All over the world people like to celebrate their own cultures, this can be in the form of a music festival, perhaps an arts & crafts fair, or a food and drink extravaganza. Perhaps it is some sort of celebration of the time of the year, such as a Harvest Festival. We have traveled the globe in search of some of the more unusual festivals, fetes, and fairs to bring you the best of the best.


Celebrated mainly in Thailand but also in other parts of Southeast Asia is an event called Songkran. In a way it is one big New Year party, in respect to the Lunar New Year. The event takes place in April but the actual dates do change.

The original celebrations of Songkran were mainly by children to their elders, children would bathe their parents and other family elder’s feet with water as a mark of respect. But today commercialism has taken hold and it is one big water party.

Songkran can easily last a week, and different parts of Thailand celebrate it on different days. So you can start off in Chiang Mai in the north throwing and spraying water at anything that moves, and finish off in the south a week later.

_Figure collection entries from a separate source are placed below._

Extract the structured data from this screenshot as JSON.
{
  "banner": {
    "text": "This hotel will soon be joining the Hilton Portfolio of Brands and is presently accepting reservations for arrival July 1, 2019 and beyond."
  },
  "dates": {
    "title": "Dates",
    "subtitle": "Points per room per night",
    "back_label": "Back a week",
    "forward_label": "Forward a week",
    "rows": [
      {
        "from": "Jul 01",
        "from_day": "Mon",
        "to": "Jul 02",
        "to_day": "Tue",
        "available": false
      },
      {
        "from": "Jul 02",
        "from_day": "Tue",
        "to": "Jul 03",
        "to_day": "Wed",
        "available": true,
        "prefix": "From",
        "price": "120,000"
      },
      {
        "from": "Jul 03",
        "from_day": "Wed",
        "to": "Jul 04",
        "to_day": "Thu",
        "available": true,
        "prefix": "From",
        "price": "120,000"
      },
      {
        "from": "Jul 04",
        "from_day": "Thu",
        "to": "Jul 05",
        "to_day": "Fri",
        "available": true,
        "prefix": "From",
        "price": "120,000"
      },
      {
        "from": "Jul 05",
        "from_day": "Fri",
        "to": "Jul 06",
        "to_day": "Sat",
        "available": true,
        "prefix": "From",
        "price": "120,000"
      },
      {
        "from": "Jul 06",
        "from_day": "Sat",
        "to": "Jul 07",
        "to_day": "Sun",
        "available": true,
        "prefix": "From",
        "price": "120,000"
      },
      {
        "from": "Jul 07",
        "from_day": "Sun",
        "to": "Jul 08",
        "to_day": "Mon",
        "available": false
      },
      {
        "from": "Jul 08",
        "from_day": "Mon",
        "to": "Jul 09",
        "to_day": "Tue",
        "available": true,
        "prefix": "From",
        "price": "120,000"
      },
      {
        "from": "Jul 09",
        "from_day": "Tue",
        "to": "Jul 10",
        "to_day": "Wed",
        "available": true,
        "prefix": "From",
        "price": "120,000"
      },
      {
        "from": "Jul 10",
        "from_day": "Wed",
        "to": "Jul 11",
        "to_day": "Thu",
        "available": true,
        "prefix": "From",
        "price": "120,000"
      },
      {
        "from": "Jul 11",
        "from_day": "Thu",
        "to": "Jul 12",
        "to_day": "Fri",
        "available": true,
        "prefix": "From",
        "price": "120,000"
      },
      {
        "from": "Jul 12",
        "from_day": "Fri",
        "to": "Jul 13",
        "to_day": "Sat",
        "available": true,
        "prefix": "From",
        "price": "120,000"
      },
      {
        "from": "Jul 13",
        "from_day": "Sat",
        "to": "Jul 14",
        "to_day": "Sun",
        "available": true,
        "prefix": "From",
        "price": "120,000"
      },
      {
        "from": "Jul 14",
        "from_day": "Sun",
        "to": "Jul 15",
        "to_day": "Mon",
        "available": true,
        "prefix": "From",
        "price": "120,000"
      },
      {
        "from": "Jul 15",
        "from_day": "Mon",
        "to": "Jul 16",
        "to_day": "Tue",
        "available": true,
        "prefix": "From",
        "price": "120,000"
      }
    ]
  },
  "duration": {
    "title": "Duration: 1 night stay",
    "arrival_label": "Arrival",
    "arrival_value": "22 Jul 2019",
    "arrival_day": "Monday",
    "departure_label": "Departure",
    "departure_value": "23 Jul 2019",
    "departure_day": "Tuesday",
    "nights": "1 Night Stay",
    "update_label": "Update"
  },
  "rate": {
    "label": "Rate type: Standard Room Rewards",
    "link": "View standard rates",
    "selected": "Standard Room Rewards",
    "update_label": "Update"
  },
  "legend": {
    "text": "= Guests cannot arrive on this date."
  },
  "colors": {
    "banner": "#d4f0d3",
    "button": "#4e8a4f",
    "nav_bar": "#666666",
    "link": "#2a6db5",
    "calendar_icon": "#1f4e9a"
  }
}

It is an amazing festival, and the whole nation takes a three day public holiday to celebrate it. People generally travel back home to enjoy the event with their families, so the roads and flights are packed with the migration of the population.

The Palio di Siena

And as they say, it is now time for something completely different. And we travel to Europe and the beautiful Italian city of Sienna. Buried in the stunning Tuscan countryside Sienna is a jewel of a city, its narrow streets and atmospheric crumbling buildings paint a typical Italian scene.

And at its heart is the magnificent medieval square the Piazza del Campo, and the Palio di Sienna is a fantastic horse race like no other. It features ten riders and their mounts and no saddles are allowed, the skill of the rider is to stay on the horse during this frenetic race.

The riders all wear medieval clothes, and the colors represent ten contrades or wards of the city. So each rider is representing his own district. The real reason for the race is to celebrate the Assumption of Mary, but it is also for local honor.

Three laps of the piazza are undertaken, and it is common to see riders being hurled off their mounts as they try to turn in the hectic circle. The whole thing is over in about one and a half minutes but it is truly a great spectacle to see. With large crowds waving flags and cheering loudly you are almost taken back to medieval times.

These two great festivals show the diversity of the world, and how different cultures celebrate differently and in their own way. That is the beauty of festivals such as this, it brings communities together to uphold tradition and culture.